Após o café, levou-me para conhecer uma das obras que sua empresa estava construindo na cidade e falou-me do quanto estava otimista com aquela empreitada. Eu tinha muita teoria e, sabendo que fui boa aluna, acho que me saí bem. O dia passou muito rápido, quanto mais nos falávamos, mais tínhamos o que dizer. Acabamos, assim, por passar o dia juntos. Quando me deixou em casa, no final da tarde, agradeceu a companhia e disse que tinha de viajar no dia seguinte, mas que ficaria muito feliz se pudéssemos jantar juntos.

Às vinte horas, conforme combinado, lá estava aquela criatura que já povoava todos os meus sonhos, na minha porta. Durante o jantar, olhando me nos olhos, ele falou que tinha uma proposta a me fazer. Disse que no seu escritório tinha vaga para dois trainees e, que uma poderia ser minha. Segurei a emoção e disse que responderia depois. Enviei meu currículo para o celular dele, ali mesmo. A conversa rolou até altas horas. Era como se nos conhecêssemos há muito tempo.

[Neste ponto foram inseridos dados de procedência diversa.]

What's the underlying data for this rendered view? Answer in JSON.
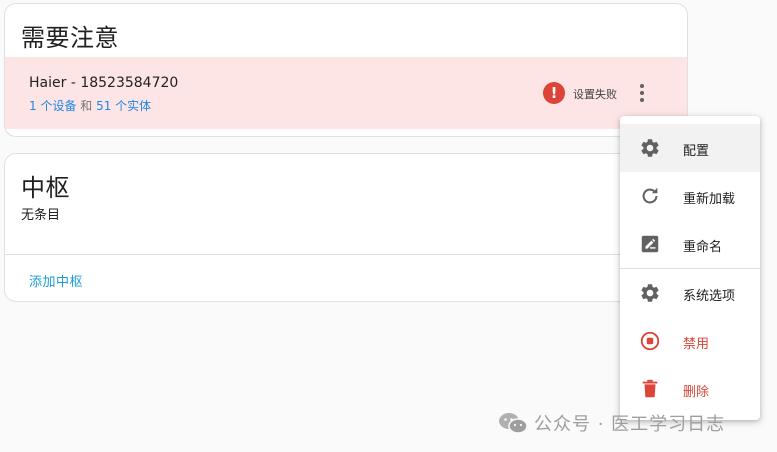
{
  "attention": {
    "title": "需要注意",
    "device": {
      "name": "Haier - 18523584720",
      "devices_link": "1 个设备",
      "and": " 和 ",
      "entities_link": "51 个实体",
      "status": "设置失败",
      "error_mark": "!"
    }
  },
  "hubs": {
    "title": "中枢",
    "empty": "无条目",
    "add_label": "添加中枢"
  },
  "menu": {
    "items": [
      {
        "label": "配置",
        "icon": "gear-icon"
      },
      {
        "label": "重新加载",
        "icon": "reload-icon"
      },
      {
        "label": "重命名",
        "icon": "rename-icon"
      },
      {
        "label": "系统选项",
        "icon": "gear-icon"
      },
      {
        "label": "禁用",
        "icon": "stop-circle-icon"
      },
      {
        "label": "删除",
        "icon": "trash-icon"
      }
    ]
  },
  "watermark": {
    "text": "公众号 · 医工学习日志"
  },
  "colors": {
    "error": "#db4437",
    "link": "#1e88e5",
    "alert_bg": "#fde5e5"
  }
}
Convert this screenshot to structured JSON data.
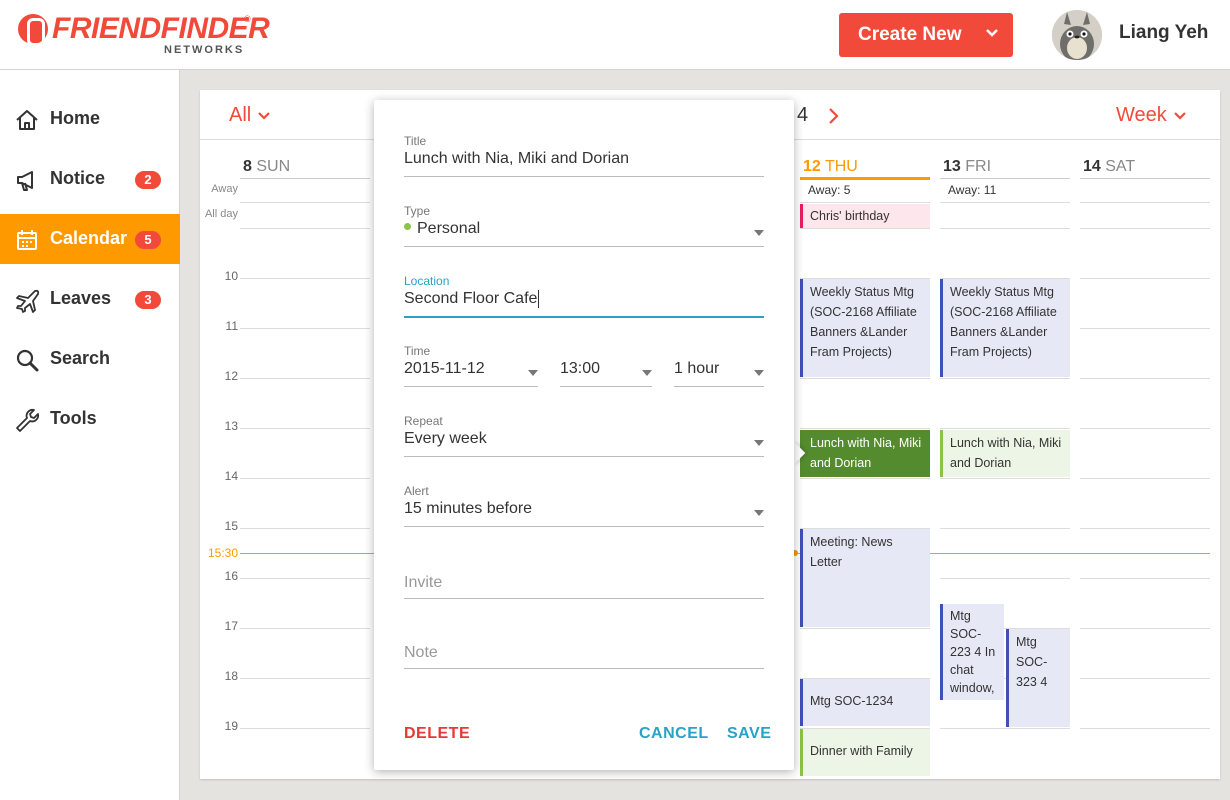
{
  "brand": {
    "name": "FRIENDFINDER",
    "sub": "NETWORKS",
    "reg": "®",
    "color": "#f24a3a"
  },
  "header": {
    "create_label": "Create New",
    "user_name": "Liang Yeh"
  },
  "sidebar": {
    "items": [
      {
        "label": "Home",
        "icon": "home-icon",
        "badge": null
      },
      {
        "label": "Notice",
        "icon": "megaphone-icon",
        "badge": "2"
      },
      {
        "label": "Calendar",
        "icon": "calendar-icon",
        "badge": "5",
        "active": true
      },
      {
        "label": "Leaves",
        "icon": "airplane-icon",
        "badge": "3"
      },
      {
        "label": "Search",
        "icon": "search-icon",
        "badge": null
      },
      {
        "label": "Tools",
        "icon": "wrench-icon",
        "badge": null
      }
    ],
    "active_color": "#ff9900"
  },
  "calendar": {
    "filter": "All",
    "range_fragment": "4",
    "view": "Week",
    "away_label": "Away",
    "allday_label": "All day",
    "days": [
      {
        "num": "8",
        "name": "SUN",
        "away": ""
      },
      {
        "num": "12",
        "name": "THU",
        "away": "Away: 5",
        "today": true
      },
      {
        "num": "13",
        "name": "FRI",
        "away": "Away: 11"
      },
      {
        "num": "14",
        "name": "SAT",
        "away": ""
      }
    ],
    "hours": [
      "10",
      "11",
      "12",
      "13",
      "14",
      "15",
      "16",
      "17",
      "18",
      "19"
    ],
    "now_label": "15:30",
    "events": {
      "allday_thu": "Chris' birthday",
      "weekly_thu": "Weekly Status Mtg (SOC-2168 Affiliate Banners &Lander Fram Projects)",
      "weekly_fri": "Weekly Status Mtg (SOC-2168 Affiliate Banners &Lander Fram Projects)",
      "lunch_thu": "Lunch with Nia, Miki and Dorian",
      "lunch_fri": "Lunch with Nia, Miki and Dorian",
      "news_thu": "Meeting: News Letter",
      "soc2234_fri": "Mtg SOC-223 4 In chat window, ...",
      "soc3234_fri": "Mtg SOC-323 4",
      "soc1234_thu": "Mtg SOC-1234",
      "dinner_thu": "Dinner with Family"
    }
  },
  "form": {
    "title_label": "Title",
    "title_value": "Lunch with Nia, Miki and Dorian",
    "type_label": "Type",
    "type_value": "Personal",
    "location_label": "Location",
    "location_value": "Second Floor Cafe",
    "time_label": "Time",
    "date_value": "2015-11-12",
    "time_value": "13:00",
    "duration_value": "1 hour",
    "repeat_label": "Repeat",
    "repeat_value": "Every week",
    "alert_label": "Alert",
    "alert_value": "15 minutes before",
    "invite_placeholder": "Invite",
    "note_placeholder": "Note",
    "delete_label": "DELETE",
    "cancel_label": "CANCEL",
    "save_label": "SAVE"
  }
}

Quando foi me deixar em casa, insistiu que eu respondesse se aceitava o desafio da sua proposta, e eu confirmei. Disse-me, então, que no dia seguinte me pegaria por volta das seis da manhã para viajarmos para a capital. Entrei no meu quarto, mas dessa vez o sono não veio. Eu não queria acreditar que tanta coisa estava acontecendo e com tanta velocidade. Será que eu estava processando direito? Olhei tudo ao meu redor, tomei um banho demorado, fiz minha mala, relembrei os últimos acontecimentos e, por fim, deitei e apaguei.

Acordei ao som do despertador. Ele já estava lá embaixo esperando por mim. Era pontual. Não aconteceu despedidas, eu estava morando sozinha. Quando entrei no carro e partimos, não olhei para trás: algo me dizia que a minha história ganhava outro rumo naquele momento. Eu não sei de onde veio tanta coragem, nem tampouco eu sabia o que tinha naquela pessoa que me dava tanta segurança. Fiz o sinal da cruz e, ao passar frente à igreja, pedi proteção à Virgem Maria.

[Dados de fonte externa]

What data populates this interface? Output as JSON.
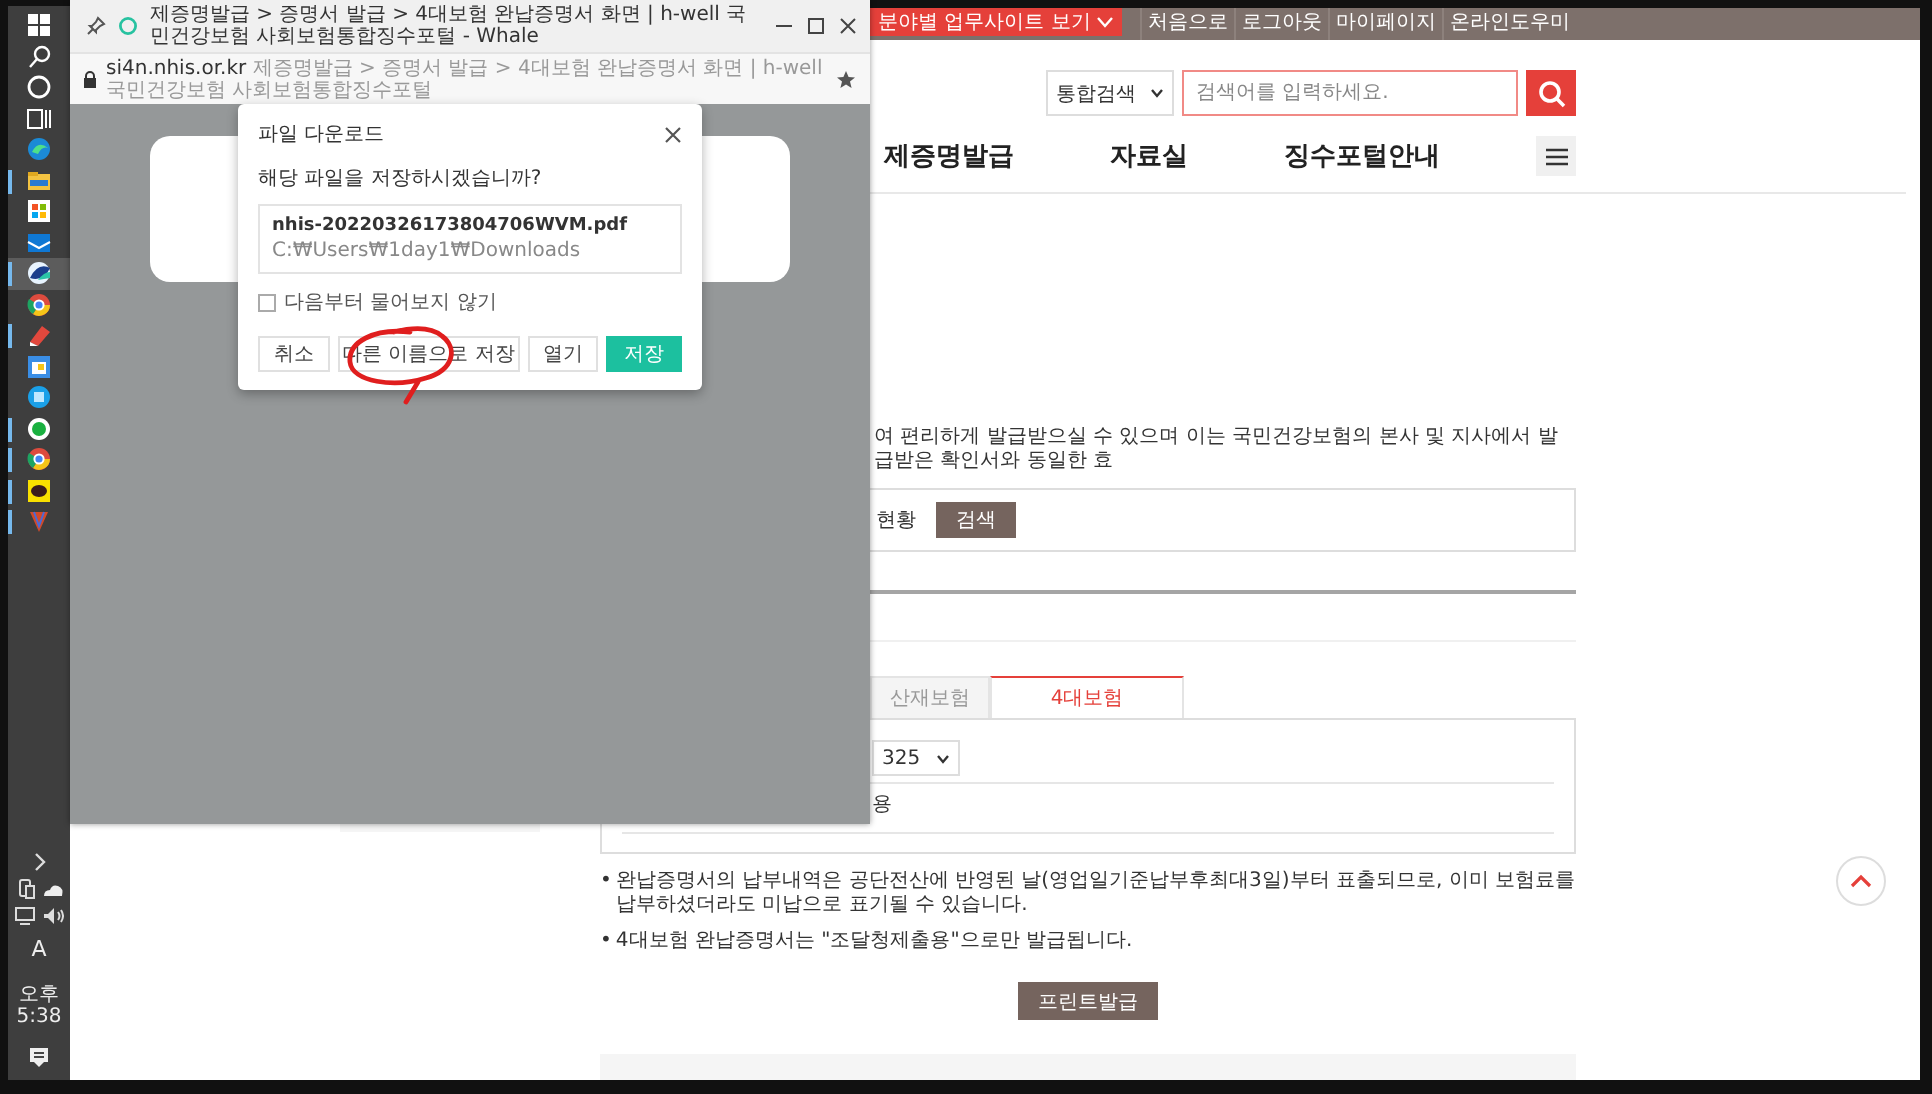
{
  "taskbar": {
    "apps": [
      {
        "running": false,
        "selected": false
      },
      {
        "running": true,
        "selected": false
      },
      {
        "running": false,
        "selected": false
      },
      {
        "running": false,
        "selected": false
      },
      {
        "running": true,
        "selected": true
      },
      {
        "running": false,
        "selected": false
      },
      {
        "running": true,
        "selected": false
      },
      {
        "running": false,
        "selected": false
      },
      {
        "running": false,
        "selected": false
      },
      {
        "running": true,
        "selected": false
      },
      {
        "running": true,
        "selected": false
      },
      {
        "running": true,
        "selected": false
      },
      {
        "running": true,
        "selected": false
      }
    ],
    "ime": "A",
    "clock": "오후 5:38"
  },
  "browser_popup": {
    "title": "제증명발급 > 증명서 발급 > 4대보험 완납증명서 화면 | h-well 국민건강보험 사회보험통합징수포털 - Whale",
    "host": "si4n.nhis.or.kr",
    "page_title": "제증명발급 > 증명서 발급 > 4대보험 완납증명서 화면 | h-well 국민건강보험 사회보험통합징수포털",
    "dialog": {
      "title": "파일 다운로드",
      "question": "해당 파일을 저장하시겠습니까?",
      "file_name": "nhis-20220326173804706WVM.pdf",
      "file_path": "C:₩Users₩1day1₩Downloads",
      "dont_ask": {
        "label": "다음부터 물어보지 않기",
        "checked": false
      },
      "buttons": [
        {
          "label": "취소",
          "kind": "plain"
        },
        {
          "label": "다른 이름으로 저장",
          "kind": "plain"
        },
        {
          "label": "열기",
          "kind": "plain"
        },
        {
          "label": "저장",
          "kind": "primary"
        }
      ]
    }
  },
  "site": {
    "sites_button": "분야별 업무사이트 보기",
    "top_links": [
      "처음으로",
      "로그아웃",
      "마이페이지",
      "온라인도우미"
    ],
    "search": {
      "scope": "통합검색",
      "placeholder": "검색어를 입력하세요."
    },
    "nav": [
      "제증명발급",
      "자료실",
      "징수포털안내"
    ],
    "intro": "여 편리하게 발급받으실 수 있으며 이는 국민건강보험의 본사 및 지사에서 발급받은 확인서와 동일한 효",
    "filter": {
      "label": "현황",
      "button": "검색"
    },
    "tabs": [
      {
        "label": "산재보험",
        "selected": false
      },
      {
        "label": "4대보험",
        "selected": true
      }
    ],
    "panel": {
      "select_value": "325",
      "row_text": "용"
    },
    "notes": [
      {
        "bullet": "•",
        "text": "완납증명서의 납부내역은 공단전산에 반영된 날(영업일기준납부후최대3일)부터 표출되므로, 이미 보험료를 납부하셨더라도 미납으로 표기될 수 있습니다."
      },
      {
        "bullet": "•",
        "text": "4대보험 완납증명서는 \"조달청제출용\"으로만 발급됩니다."
      }
    ],
    "print_button": "프린트발급"
  }
}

Na estrada, a conversa seguia solta. Ele falava dos seus planos de carreira e de como estava feliz com a nova equipe que estava contratando para seu escritório e, nessa fala, deixava claro o quanto tinha para me ensinar. Disse que era solteiro e que dividia sua casa com o Thor, o seu cachorro de estimação.

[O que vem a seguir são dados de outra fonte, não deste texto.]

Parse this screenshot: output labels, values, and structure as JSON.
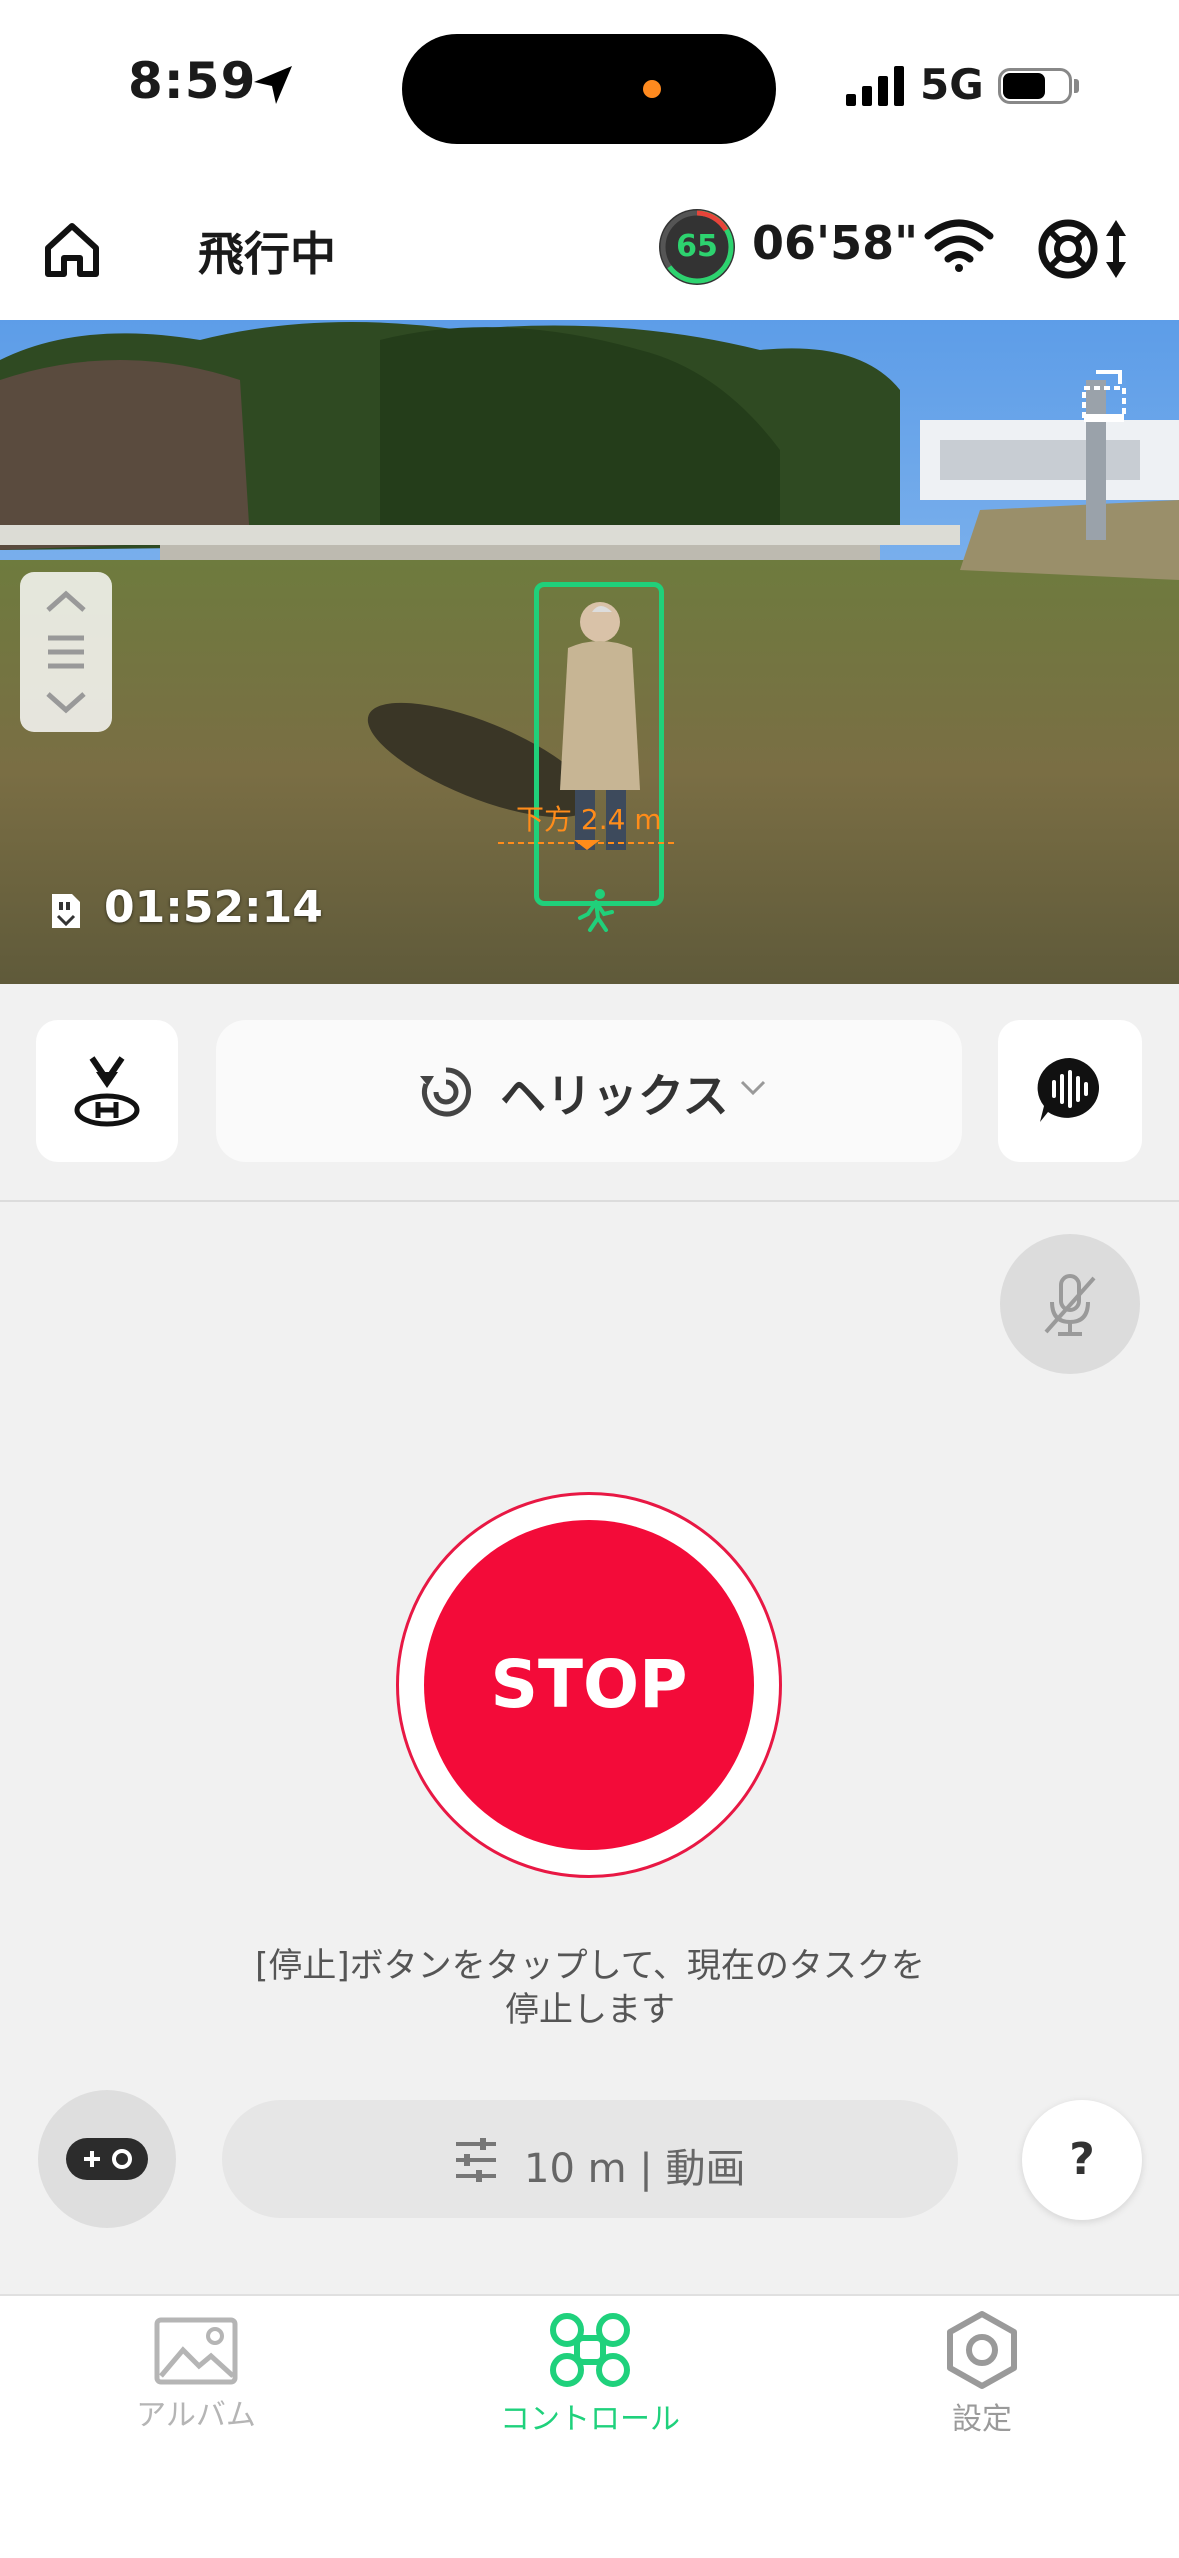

Quando chegamos ao nosso destino, fui instalada num pequeno apartamento individual, mas que fazia parte de um condomínio onde tinha boa parte da equipe dele residindo. Sua empresa contemplava um plano de ação para oportunizar a moradia de jovens iniciantes como eu, a preços mais baixos.

O meu primeiro dia de trabalho na instituição foi fascinante, pois vi ali inúmeras possibilidades para crescimento na minha carreira. Ele me apresentou para o time, não como uma profissional recém-formada, mas como uma pessoa de sua confiança, demonstrando, assim, que parecia já me conhecer e ter grande admiração.

Os dias se seguiram e eu, progressivamente, gostava do meu trabalho e da sintonia com o Martins.

De certo, algumas vezes fiquei sem saber como agir. Nunca pensei que alguém se importaria tanto por mim. Sem amigos importantes, sem luxos. Mas a data e, o que eu tinha falado e como estava o meu humor no dia que nos conhecemos, ele lembrava orgulhoso. “Esse alguém com certeza, se importava” eu pensava. E como estava sendo bom ter alguém que quisesse ir além das minhas cores, músicas ou comidas preferidas. Alguém que fizesse sentido para o que eu estava sentindo.

Nos meses seguintes, aconteceu uma grande demanda na empresa e conseguimos atingir todas as metas propostas. Martins estava muito feliz e uma nova filial acabara de ser inaugurada. Naquele dia sugeriu que poderíamos sair após o expediente para comemorar os feitos. Aceitei o convite, mas disse que precisava ir até minha casa para me trocar. Enquanto eu tomava uma ducha, Martins perguntou se poderia abrir um vinho. Ele estava eufórico com a confirmação dos rumos positivos que a empresa vinha desenhando, e eu estava tão feliz quanto. Ao chegar à sala de estar, ele me olhou de um jeito que me deixou corada. Resolvi preparar um prato de frios e fomos ficando por ali mesmo. O seu cheiro, a sua voz calma, os gestos brandos, sua inteligência - tudo nele prendia minha atenção e eu não desgrudava dos olhos dele. Meu corpo tremia de desejo.

Era tanta coisa para ser dita, mas um beijo calou a nossa voz. O sentimento não cabia mais em nós. Entregamo-nos e vivenciamos a mais linda noite de amor. Aquela que o mundo e o infindável resumia-se em nós dois. O vinho? Não lembro se era tinto.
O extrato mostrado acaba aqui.